A new study shows that women suffering from depression are less likely to get the best breast cancer care they need to prolong their lives. It included 45,000 Danish women over a time span from 1998-2011. 13% had been taking anti-depression medication and 2% had been to a hospital to be treated for depression. When compared to the women who have not had depression it showed that the woman with depression had not gotten the proper treatment they needed after being diagnosed with breast cancer. 13% of those women died of breast cancer compared to 11% of women who were not taking anti-depressants. It showed that these women seemed to receive a lower standard of health care. That part is still a mystery as to why the are not receiving the same referrals that women not suffering from depression get.
- 1Breast cancer patients with a history of depression are less likely to receive recommended care for their disease, a new study finds.

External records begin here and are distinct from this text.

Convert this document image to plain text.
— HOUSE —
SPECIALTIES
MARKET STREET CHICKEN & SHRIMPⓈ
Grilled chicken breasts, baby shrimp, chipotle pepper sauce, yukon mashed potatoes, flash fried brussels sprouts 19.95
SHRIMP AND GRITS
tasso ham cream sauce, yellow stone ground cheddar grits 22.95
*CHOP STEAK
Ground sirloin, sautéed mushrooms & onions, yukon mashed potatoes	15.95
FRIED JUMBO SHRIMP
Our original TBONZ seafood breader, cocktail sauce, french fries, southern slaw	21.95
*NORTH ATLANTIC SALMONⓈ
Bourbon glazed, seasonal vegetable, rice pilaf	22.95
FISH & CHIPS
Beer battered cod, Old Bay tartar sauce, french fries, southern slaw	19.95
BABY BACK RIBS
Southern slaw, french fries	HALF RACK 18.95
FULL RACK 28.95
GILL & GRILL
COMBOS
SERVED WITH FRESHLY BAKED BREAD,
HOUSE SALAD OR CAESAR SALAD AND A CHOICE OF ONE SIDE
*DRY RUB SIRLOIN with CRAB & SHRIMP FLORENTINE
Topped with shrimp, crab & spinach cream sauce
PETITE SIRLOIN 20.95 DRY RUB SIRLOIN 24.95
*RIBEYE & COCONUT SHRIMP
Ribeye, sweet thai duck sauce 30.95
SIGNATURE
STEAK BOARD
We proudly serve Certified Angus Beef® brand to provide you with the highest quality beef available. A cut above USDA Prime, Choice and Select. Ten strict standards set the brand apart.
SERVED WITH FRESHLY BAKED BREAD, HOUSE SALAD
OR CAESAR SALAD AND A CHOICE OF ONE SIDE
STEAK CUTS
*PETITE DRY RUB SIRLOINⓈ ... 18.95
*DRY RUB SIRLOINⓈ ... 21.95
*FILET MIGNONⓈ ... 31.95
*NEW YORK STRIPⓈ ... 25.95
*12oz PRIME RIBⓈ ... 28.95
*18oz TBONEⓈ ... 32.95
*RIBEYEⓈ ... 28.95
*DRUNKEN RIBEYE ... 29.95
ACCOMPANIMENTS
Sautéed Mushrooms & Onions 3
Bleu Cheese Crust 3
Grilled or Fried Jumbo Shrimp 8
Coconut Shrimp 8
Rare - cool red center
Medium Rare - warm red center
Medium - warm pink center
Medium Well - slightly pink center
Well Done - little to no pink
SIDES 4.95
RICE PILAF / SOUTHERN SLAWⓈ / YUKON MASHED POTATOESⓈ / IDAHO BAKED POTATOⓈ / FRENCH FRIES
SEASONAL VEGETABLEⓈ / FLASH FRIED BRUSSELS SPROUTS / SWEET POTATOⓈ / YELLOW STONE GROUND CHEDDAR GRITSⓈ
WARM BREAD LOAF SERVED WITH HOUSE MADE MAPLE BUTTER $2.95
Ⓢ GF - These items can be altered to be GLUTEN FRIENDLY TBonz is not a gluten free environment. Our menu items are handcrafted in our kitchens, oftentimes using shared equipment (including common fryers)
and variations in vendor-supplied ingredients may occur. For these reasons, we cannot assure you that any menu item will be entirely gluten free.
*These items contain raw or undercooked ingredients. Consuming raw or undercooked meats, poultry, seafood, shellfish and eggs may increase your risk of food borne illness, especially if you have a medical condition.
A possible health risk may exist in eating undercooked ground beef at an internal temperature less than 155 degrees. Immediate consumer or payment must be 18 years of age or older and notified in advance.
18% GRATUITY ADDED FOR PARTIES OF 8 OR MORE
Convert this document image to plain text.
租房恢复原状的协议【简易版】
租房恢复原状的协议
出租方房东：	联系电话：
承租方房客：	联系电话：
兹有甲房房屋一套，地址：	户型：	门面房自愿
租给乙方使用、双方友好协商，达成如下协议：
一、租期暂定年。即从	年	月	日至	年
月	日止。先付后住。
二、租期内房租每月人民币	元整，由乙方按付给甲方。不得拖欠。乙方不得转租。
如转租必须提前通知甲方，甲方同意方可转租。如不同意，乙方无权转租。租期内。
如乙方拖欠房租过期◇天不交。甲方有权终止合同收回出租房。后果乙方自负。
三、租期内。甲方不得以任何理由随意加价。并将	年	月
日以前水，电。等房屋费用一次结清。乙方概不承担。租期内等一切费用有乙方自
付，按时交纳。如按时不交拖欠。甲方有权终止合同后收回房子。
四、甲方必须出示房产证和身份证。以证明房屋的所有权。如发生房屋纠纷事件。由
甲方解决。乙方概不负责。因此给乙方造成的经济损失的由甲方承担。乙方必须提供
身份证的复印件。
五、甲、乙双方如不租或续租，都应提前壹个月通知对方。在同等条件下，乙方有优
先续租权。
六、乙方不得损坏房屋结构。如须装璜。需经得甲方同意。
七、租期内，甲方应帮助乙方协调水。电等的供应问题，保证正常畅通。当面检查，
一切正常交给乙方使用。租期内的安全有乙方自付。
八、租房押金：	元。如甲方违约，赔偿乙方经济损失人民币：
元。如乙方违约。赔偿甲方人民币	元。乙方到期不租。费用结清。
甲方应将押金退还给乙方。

- 2Compared with those who never took antidepressants, patients who used antidepressants were much less likely to receive recommended breast cancer treatments and had shorter overall survival, according to Dr. Nis Suppli, of the Danish Cancer Society Research Center in Copenhagen, Denmark, and colleagues.
- 3In addition, the researchers found that antidepressant use was tied to shorter breast cancer-specific survival: five years after cancer diagnosis, 13 percent of patients who used antidepressants had died of breast cancer, compared to 11 percent of those who never took the drugs.
Findings suggest that women with prior depression may be vulnerable to receiving sub-standard breast cancer care.